One get’s invited to parties as though life is normal. But then people get to know. He/She starts to avoid. The depressed stops taking calls from friends or cuts them short. Anger, resentment starts to build up between the couple or the family members and the depressed one. Words sometimes end up hurting more than the events. Mostly to the the sufferer, as per his/her perception. The perception seems to take an upper hand. Slowly the root cause for the given situation starts to disappear. Whether it is self inflicted or fate doesn't seem to matter anymore to the one who is at the center of the issue at hand. Everyone focuses on here and now. The past is hard to recollect. Goodness seemed so far away for the family members to recall. Being tired of the prolonged, difficult, hard to fathom but real scenario, the unthinkable but inevitable thinking starts to coalesce. Their(family's) life situation as it ended up the way it did, is hard to reconcile.
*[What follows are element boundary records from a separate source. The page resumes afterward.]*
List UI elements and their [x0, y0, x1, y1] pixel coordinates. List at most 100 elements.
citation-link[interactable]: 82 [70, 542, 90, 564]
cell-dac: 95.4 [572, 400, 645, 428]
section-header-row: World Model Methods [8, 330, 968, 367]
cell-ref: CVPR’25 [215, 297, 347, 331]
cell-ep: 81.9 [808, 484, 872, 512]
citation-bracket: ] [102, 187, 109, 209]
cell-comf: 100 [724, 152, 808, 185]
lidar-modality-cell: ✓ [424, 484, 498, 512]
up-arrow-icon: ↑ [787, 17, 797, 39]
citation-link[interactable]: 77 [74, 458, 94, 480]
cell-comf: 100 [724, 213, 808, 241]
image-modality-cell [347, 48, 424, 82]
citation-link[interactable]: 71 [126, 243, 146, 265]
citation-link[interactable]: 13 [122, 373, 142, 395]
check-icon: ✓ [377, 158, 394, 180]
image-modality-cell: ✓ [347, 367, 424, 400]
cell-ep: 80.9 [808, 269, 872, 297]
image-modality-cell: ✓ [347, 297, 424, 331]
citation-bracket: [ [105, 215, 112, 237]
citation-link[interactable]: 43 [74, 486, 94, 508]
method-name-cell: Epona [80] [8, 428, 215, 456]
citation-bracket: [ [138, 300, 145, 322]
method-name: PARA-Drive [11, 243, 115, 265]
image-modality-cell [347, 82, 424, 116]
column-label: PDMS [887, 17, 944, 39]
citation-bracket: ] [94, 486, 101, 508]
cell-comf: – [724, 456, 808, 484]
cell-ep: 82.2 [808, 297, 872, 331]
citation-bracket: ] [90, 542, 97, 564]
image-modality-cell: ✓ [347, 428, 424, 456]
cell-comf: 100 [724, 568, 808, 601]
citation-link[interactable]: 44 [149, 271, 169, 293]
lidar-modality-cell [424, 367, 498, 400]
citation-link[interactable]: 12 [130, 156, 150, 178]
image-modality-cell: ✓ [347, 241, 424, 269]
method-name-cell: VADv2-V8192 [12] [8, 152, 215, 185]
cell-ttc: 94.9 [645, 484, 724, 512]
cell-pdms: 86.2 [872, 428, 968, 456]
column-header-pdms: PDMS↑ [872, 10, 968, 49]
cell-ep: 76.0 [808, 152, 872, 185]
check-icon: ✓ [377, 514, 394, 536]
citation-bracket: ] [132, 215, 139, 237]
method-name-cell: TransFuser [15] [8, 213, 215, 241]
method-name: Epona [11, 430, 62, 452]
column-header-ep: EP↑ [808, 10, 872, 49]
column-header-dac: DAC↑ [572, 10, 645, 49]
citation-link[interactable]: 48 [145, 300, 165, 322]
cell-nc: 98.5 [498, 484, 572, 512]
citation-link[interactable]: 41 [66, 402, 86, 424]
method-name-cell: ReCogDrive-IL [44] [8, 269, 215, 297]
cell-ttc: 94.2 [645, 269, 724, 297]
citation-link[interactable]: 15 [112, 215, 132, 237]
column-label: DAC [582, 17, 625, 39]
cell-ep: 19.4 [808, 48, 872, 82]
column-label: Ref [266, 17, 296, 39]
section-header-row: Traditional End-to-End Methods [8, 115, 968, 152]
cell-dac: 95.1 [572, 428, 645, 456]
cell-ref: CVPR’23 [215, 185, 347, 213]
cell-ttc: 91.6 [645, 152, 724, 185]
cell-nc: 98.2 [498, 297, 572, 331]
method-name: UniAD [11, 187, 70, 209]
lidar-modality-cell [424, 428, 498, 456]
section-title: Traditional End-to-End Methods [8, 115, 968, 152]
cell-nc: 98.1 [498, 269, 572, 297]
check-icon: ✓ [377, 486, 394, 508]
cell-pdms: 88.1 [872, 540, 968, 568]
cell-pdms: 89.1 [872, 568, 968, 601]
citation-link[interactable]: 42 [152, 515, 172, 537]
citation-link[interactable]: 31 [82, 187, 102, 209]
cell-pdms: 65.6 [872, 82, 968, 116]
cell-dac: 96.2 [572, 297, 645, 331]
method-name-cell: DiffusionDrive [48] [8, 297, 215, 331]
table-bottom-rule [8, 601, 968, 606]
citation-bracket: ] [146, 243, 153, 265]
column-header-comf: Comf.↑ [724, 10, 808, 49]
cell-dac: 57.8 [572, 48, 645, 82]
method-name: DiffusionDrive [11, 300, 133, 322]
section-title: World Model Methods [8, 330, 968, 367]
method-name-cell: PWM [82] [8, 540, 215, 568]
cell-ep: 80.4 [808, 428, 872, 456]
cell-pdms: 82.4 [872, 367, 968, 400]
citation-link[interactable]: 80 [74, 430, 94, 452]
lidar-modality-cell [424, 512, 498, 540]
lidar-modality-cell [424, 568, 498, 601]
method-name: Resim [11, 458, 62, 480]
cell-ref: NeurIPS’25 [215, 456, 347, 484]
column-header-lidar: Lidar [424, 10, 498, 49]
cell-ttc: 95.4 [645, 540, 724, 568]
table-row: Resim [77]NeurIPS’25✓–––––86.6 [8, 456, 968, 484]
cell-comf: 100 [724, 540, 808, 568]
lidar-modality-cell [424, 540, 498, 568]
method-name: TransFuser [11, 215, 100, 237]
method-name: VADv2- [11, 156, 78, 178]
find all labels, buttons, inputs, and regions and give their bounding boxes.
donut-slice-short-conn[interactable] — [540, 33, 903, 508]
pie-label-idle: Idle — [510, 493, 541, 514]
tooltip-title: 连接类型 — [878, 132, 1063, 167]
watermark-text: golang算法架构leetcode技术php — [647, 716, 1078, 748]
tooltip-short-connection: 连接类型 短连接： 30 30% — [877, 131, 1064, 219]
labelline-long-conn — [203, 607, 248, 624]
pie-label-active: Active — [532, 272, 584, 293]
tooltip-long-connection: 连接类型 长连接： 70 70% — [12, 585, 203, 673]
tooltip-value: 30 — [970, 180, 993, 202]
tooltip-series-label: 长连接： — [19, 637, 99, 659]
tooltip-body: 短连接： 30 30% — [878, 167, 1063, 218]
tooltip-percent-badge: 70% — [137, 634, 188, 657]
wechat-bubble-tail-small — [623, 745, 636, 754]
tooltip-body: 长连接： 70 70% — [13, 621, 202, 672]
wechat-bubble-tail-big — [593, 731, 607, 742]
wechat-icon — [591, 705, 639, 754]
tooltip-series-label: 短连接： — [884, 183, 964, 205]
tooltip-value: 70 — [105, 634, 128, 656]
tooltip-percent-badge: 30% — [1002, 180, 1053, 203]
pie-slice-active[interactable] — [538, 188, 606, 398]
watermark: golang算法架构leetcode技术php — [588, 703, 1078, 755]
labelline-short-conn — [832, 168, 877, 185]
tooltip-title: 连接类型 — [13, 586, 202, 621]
Getting up in the morning is difficult. Taking a bath appears to be a chore. Changing clothes doesn't appear to be a necessity. Doing something to help oneself doesn't matter anymore though everyone seems to have suggestions. Take a walk, go to the library, go to your friends' places, find solutions to fit back into the society's expectations seems to be a desperate plea from the family members but nothing seems to make a dent in one's behavior. People don’t get invited home. When one wonders, sometimes one gets to be told that he/she is the reason. “Disappear”, is not the word just thought by the sufferer from depression, it becomes the family's choice though unsaid.